Als het hier opgeruimd is, heb ik rust in mijn hoofd
Als ik vrij ben, vind ik het heel leuk om met mijn zoontje te zijn. Hij gaat nu naar school, waardoor ik meer tijd voor en met mezelf heb. Dat vind ik nog niet zo gemakkelijk: tijd met mezelf doorbrengen. Vroeger vond ik het heerlijk, ging ik lekker films kijken. Op de bank liggen, hoofd uit, niks doen. Daar heb ik nu de rust niet voor. Ik ben meer bezig met het huis schoonmaken en gezellig houden. Daar deed ik vroeger nooit. Ik werkte, sliep en liet thuis de boel de boel. Nu heb ik een gezin en een eigen huis dat ik deel met mijn gezin. Ik wil het gezellig hebben voor anderen en voor mezelf. Als het hier opgeruimd is, heb ik rust in mijn hoofd.
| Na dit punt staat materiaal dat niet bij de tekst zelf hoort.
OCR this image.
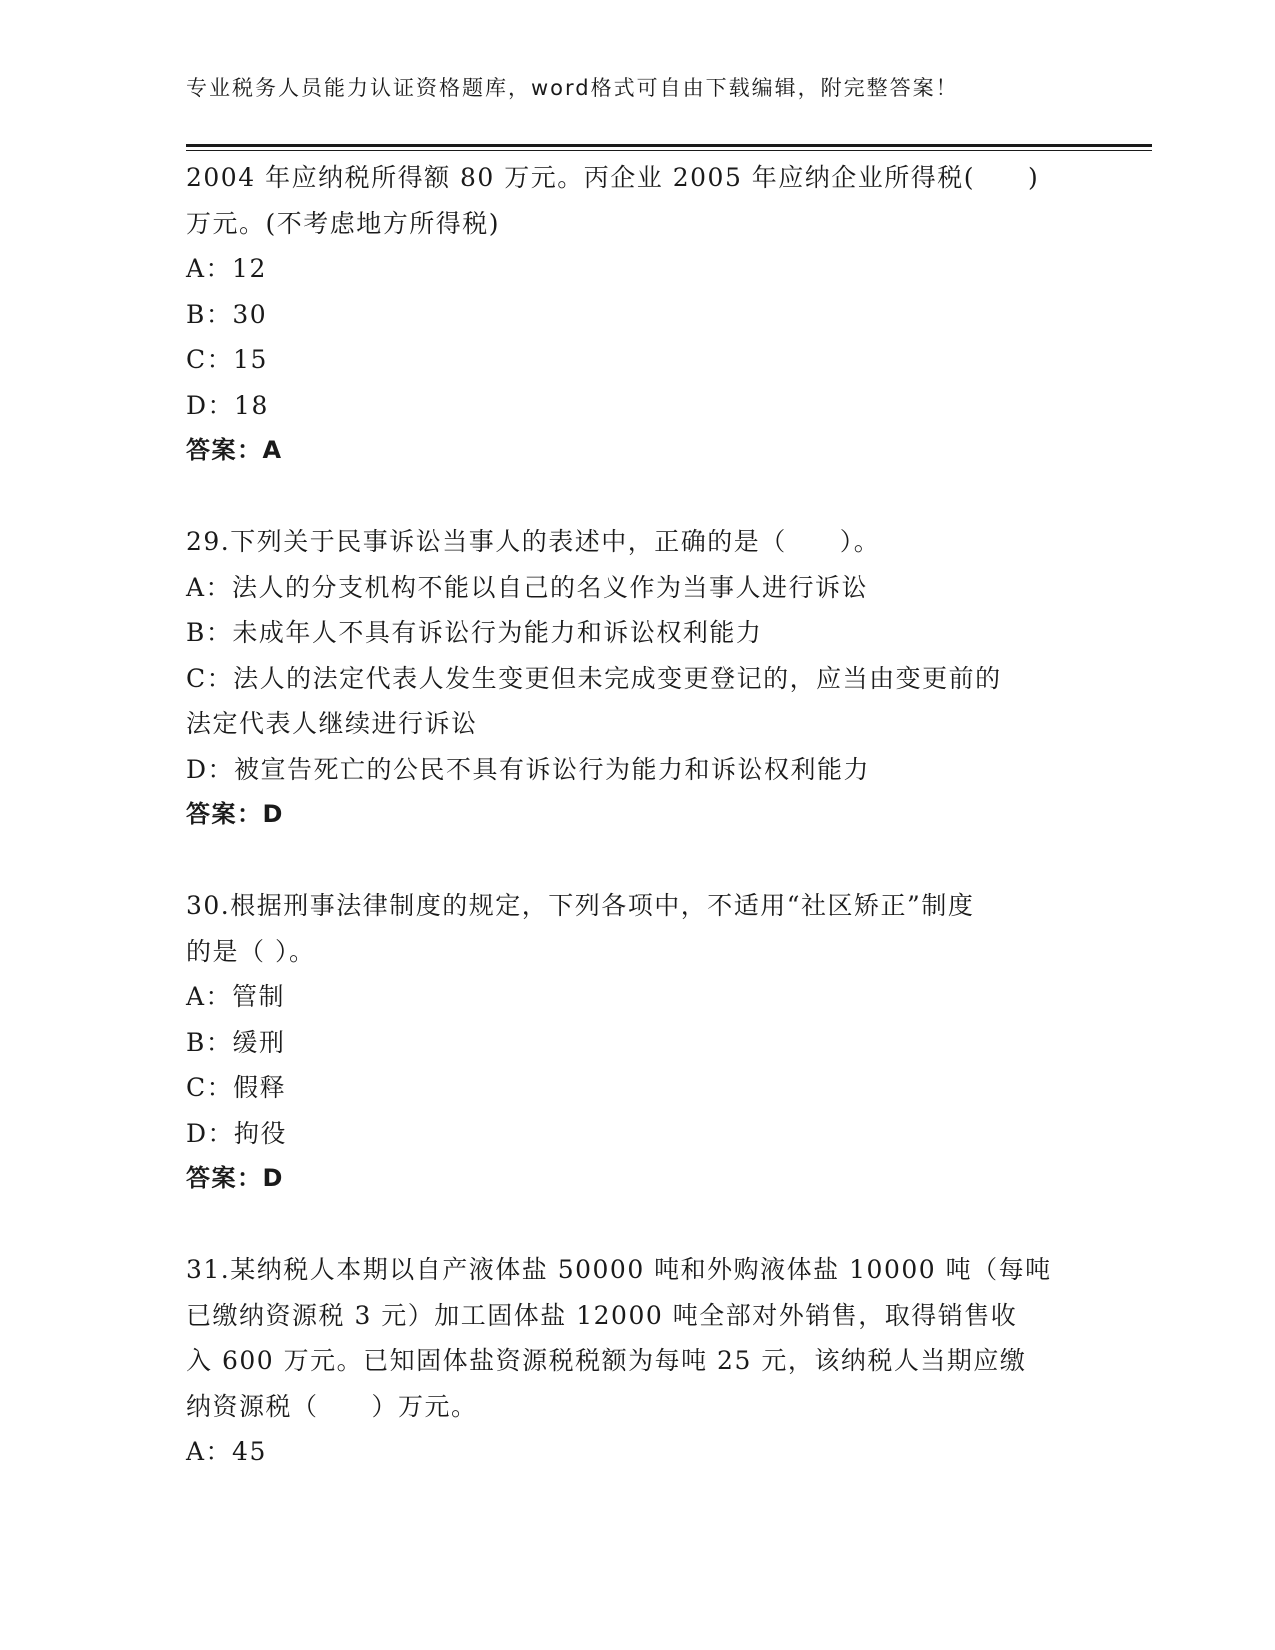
专业税务人员能力认证资格题库，word格式可自由下载编辑，附完整答案！
2004 年应纳税所得额 80 万元。丙企业 2005 年应纳企业所得税(　　)
万元。(不考虑地方所得税)
A：12
B：30
C：15
D：18
答案：A
29.下列关于民事诉讼当事人的表述中，正确的是（　　）。
A：法人的分支机构不能以自己的名义作为当事人进行诉讼
B：未成年人不具有诉讼行为能力和诉讼权利能力
C：法人的法定代表人发生变更但未完成变更登记的，应当由变更前的
法定代表人继续进行诉讼
D：被宣告死亡的公民不具有诉讼行为能力和诉讼权利能力
答案：D
30.根据刑事法律制度的规定，下列各项中，不适用“社区矫正”制度
的是（ ）。
A：管制
B：缓刑
C：假释
D：拘役
答案：D
31.某纳税人本期以自产液体盐 50000 吨和外购液体盐 10000 吨（每吨
已缴纳资源税 3 元）加工固体盐 12000 吨全部对外销售，取得销售收
入 600 万元。已知固体盐资源税税额为每吨 25 元，该纳税人当期应缴
纳资源税（　　）万元。
A：45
Tijdens het opruimen en schoonmaken luister ik vaak een podcast. Ik ben inmiddels 7 jaar bonusmoeder en ben daar nu erg mee bezig. Ze gaat de prepuberteit in en daar lopen we wel tegenaan. Ik ben niet haar ouder, maar welke rol ga ik daarin dan innemen? Het is fijn dat daar podcasts over zijn gemaakt, waar ik tips en tricks uit kan halen.
Ik vind het ook heerlijk om te wandelen. Als ik mijn zoon naar school heb gebracht, loop ik vaak een rondje door een natuurgebied hier in de buurt. Ik houd ervan om lekker te rommelen in de tuin, te lezen en te zingen. Mijn man en ik hebben samen zangles gehad. Dat was heel erg leuk en willen we graag weer oppakken. Tot die tijd zingen we gewoon thuis en halen we er allemaal herinneringen van vroeger mee op. Daar houden we enorm van.